Pilhas da Sigma Lithium não oferecem 'risco iminente', diz ANM
Pilhas da Sigma Lithium não oferecem 'risco iminente', diz ANM
Reuters
03/02/2026
Atualizada em 03/02/2026
Por Fabio Teixeira
RIO DE JANEIRO, 3 Fev (Reuters) - As pilhas de rejeitos e estéril da Sigma Lithium em uma mina brasileira não oferecem 'risco iminente' e o órgão regulador da mineração do país não viu necessidade de fechá-las durante uma visita no mês passado, informou a agência à Reuters em comunicado na noite de segunda-feira.
A equipe técnica da ANM visitou a mina em 20 de janeiro, cerca de um mês e meio após as pilhas terem sido fechadas por inspetores do trabalho que alertaram para um risco 'grave e iminente' para os trabalhadores e a comunidade local.
O fechamento fez com que as ações da Sigma despencassem cerca de 30% depois que a Reuters noticiou a decisão dos inspetores em 15 de janeiro.
Embora a avaliação da ANM não anule a ordem do Ministério do Trabalho, ela é um impulso para a mineradora listada em Toronto, pois pode ser apresentada como prova em uma ação judicial movida contra o governo brasileiro no início de janeiro, na qual a Sigma busca anular o fechamento de suas pilhas.
A empresa anunciou na segunda-feira que estava retomando as atividades de mineração em sua mina principal, Grota do Cirilo, em Minas Gerais, e havia dito anteriormente que o fechamento das pilhas não comprometia seu cronograma para retomar a produção no local.
Em documentos apresentados ao Ministério do Trabalho, a empresa havia afirmado anteriormente que a perda de acesso às pilhas causaria 'impactos operacionais e econômicos significativos, além de comprometer a continuidade de atividade minerária regularmente licenciada'.
A Sigma declinou de comentar o assunto devido a 'processos administrativos em curso... em diferentes jurisdições'.

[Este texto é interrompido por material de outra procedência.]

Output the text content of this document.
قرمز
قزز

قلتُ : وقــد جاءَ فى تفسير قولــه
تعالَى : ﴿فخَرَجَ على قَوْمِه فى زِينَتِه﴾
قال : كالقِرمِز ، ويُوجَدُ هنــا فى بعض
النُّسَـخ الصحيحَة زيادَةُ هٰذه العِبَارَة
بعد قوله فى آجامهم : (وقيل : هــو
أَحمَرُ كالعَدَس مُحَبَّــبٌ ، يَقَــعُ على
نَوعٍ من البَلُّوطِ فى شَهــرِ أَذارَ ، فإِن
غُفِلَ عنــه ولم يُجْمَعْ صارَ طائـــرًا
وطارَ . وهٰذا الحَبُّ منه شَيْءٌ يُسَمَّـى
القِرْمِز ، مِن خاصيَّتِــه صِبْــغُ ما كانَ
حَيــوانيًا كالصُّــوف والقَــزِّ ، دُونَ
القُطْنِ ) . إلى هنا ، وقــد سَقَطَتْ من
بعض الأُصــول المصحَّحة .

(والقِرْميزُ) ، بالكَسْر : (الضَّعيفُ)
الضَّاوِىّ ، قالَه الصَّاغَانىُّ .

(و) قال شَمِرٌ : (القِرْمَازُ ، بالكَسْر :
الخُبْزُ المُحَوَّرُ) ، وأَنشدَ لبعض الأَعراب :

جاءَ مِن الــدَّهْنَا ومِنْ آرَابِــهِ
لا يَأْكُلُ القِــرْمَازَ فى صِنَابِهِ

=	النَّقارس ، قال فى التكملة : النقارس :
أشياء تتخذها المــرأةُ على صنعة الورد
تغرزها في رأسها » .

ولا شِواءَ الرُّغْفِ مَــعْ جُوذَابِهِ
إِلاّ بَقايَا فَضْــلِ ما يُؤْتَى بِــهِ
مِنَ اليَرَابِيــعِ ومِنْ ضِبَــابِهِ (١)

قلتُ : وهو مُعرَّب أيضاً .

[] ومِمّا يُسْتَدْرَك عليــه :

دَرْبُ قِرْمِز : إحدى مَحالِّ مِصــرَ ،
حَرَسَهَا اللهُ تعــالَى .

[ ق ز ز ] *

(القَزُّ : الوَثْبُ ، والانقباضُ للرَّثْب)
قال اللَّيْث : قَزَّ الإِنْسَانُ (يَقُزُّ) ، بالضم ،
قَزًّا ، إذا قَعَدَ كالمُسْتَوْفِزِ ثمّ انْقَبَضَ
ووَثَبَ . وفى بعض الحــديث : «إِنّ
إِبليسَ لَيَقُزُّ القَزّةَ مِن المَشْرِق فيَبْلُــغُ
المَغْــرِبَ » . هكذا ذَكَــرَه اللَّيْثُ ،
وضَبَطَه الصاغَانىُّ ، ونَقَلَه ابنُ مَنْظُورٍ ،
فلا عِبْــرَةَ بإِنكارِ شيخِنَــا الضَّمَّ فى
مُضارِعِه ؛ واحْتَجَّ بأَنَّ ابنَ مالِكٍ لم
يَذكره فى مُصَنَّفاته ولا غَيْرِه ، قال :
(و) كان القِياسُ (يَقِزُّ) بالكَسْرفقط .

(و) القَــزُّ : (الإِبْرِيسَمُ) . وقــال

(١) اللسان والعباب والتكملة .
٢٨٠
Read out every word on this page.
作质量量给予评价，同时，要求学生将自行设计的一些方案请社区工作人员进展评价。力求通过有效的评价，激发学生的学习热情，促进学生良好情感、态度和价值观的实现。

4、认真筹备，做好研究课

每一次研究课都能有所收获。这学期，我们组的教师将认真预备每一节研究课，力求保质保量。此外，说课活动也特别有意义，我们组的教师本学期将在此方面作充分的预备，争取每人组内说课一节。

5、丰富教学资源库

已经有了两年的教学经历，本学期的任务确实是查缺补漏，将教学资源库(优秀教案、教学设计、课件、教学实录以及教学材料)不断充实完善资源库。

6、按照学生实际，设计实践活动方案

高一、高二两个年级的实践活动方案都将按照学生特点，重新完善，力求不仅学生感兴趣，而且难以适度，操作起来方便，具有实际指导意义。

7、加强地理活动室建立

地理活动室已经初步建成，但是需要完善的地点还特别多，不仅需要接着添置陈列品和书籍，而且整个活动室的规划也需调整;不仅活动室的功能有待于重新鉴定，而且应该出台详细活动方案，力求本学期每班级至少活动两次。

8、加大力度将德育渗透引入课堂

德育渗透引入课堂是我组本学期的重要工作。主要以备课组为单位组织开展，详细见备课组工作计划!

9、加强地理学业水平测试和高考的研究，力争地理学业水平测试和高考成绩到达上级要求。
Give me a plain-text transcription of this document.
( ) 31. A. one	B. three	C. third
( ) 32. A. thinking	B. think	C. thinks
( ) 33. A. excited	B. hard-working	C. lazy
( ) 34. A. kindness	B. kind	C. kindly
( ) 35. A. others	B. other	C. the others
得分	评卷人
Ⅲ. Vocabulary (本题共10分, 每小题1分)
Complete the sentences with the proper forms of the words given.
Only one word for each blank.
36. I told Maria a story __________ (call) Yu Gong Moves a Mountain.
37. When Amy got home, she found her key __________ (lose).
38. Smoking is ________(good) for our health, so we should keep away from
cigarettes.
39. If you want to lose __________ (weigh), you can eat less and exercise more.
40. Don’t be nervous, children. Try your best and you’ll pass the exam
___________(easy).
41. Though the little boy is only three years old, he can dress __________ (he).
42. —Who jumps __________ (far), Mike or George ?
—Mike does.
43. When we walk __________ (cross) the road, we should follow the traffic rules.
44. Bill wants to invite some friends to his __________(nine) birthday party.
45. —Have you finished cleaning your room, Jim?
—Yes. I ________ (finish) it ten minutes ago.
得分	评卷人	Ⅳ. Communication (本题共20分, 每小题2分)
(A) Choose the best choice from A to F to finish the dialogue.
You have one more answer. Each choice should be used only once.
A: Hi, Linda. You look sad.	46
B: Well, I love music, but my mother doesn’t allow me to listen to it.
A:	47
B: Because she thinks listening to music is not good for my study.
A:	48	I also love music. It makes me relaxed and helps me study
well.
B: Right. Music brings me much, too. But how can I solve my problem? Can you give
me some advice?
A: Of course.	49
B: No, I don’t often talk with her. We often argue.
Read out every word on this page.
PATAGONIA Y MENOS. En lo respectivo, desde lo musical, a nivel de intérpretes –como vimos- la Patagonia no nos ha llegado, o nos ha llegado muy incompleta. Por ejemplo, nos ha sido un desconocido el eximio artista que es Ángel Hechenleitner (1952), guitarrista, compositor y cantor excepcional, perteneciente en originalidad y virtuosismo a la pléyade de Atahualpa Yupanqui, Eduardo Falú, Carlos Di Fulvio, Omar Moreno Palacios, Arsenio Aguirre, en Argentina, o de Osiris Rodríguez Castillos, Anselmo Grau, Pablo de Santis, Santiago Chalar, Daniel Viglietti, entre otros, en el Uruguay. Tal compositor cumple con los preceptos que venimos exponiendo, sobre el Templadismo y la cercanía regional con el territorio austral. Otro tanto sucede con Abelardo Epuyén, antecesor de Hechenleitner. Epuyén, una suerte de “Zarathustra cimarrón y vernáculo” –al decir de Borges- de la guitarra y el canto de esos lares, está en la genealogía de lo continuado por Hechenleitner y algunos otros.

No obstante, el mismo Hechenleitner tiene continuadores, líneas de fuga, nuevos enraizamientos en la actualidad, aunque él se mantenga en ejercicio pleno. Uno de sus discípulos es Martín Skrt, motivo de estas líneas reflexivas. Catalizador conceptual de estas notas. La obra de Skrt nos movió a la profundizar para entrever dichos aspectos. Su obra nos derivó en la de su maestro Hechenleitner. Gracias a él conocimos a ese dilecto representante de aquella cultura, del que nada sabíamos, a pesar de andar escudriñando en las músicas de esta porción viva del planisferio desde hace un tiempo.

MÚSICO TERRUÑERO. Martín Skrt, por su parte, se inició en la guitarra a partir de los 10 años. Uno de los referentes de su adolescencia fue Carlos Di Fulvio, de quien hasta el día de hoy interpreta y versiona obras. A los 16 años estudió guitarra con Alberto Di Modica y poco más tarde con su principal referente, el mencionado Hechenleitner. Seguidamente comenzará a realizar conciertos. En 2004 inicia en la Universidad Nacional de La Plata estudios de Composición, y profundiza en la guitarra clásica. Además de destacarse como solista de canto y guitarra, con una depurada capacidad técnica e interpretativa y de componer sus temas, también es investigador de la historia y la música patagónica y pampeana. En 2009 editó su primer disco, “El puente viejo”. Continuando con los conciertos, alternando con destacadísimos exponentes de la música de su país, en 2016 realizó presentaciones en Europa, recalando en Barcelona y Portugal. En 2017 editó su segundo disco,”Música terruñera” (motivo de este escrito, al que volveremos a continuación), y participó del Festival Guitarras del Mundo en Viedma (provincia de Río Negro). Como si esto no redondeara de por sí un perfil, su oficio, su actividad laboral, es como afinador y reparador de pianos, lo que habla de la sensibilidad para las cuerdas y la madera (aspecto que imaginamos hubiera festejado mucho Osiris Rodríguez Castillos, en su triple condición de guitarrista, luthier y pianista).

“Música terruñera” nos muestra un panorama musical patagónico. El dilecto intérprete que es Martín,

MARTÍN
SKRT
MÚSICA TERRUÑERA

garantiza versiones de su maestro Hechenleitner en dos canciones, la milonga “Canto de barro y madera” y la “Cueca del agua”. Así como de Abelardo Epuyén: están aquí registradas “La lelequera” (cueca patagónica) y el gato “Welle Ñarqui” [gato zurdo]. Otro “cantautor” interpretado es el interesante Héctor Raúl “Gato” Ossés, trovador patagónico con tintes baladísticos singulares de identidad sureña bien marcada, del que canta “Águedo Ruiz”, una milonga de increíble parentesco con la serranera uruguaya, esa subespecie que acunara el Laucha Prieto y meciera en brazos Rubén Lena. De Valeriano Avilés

A MAIOR MINA DE LÍTIO DO BRASIL
A operação da Sigma em Grota do Cirilo, seu único ativo produtivo, é a maior mina de lítio do Brasil, com capacidade anual de 270.000 toneladas de concentrado de lítio. Ela estava inativa desde outubro.
Durante a visita, a equipe técnica da ANM fez uma avaliação visual das pilhas no local e analisou a documentação apresentada pela mineradora, informou a agência.
'Os técnicos da ANM não identificaram anomalias geotécnicas indicativas de risco iminente de instabilização global das pilhas', afirmou em comunicado.
Embora a agência tenha encontrado alguns problemas durante a visita, ela acrescentou que não constatou 'no momento, as condições que justifiquem a adoção de medidas acautelatórias de interdição'.
A ANM notificou a Sigma que suas pilhas carecem de um sistema de drenagem superficial de água, mas acrescentou que as questões 'não estão associadas a risco iminente', mas é uma falha regulatória da empresa.
A agência também rejeitou o que os inspetores do trabalho consideraram uma 'ruptura parcial' em uma das pilhas perto de uma escola. De acordo com a ANM, o problema era um 'processo erosivo localizado em um dos bancos de uma das pilhas, com indícios de instabilização local', mas não representava risco imediato para a população local.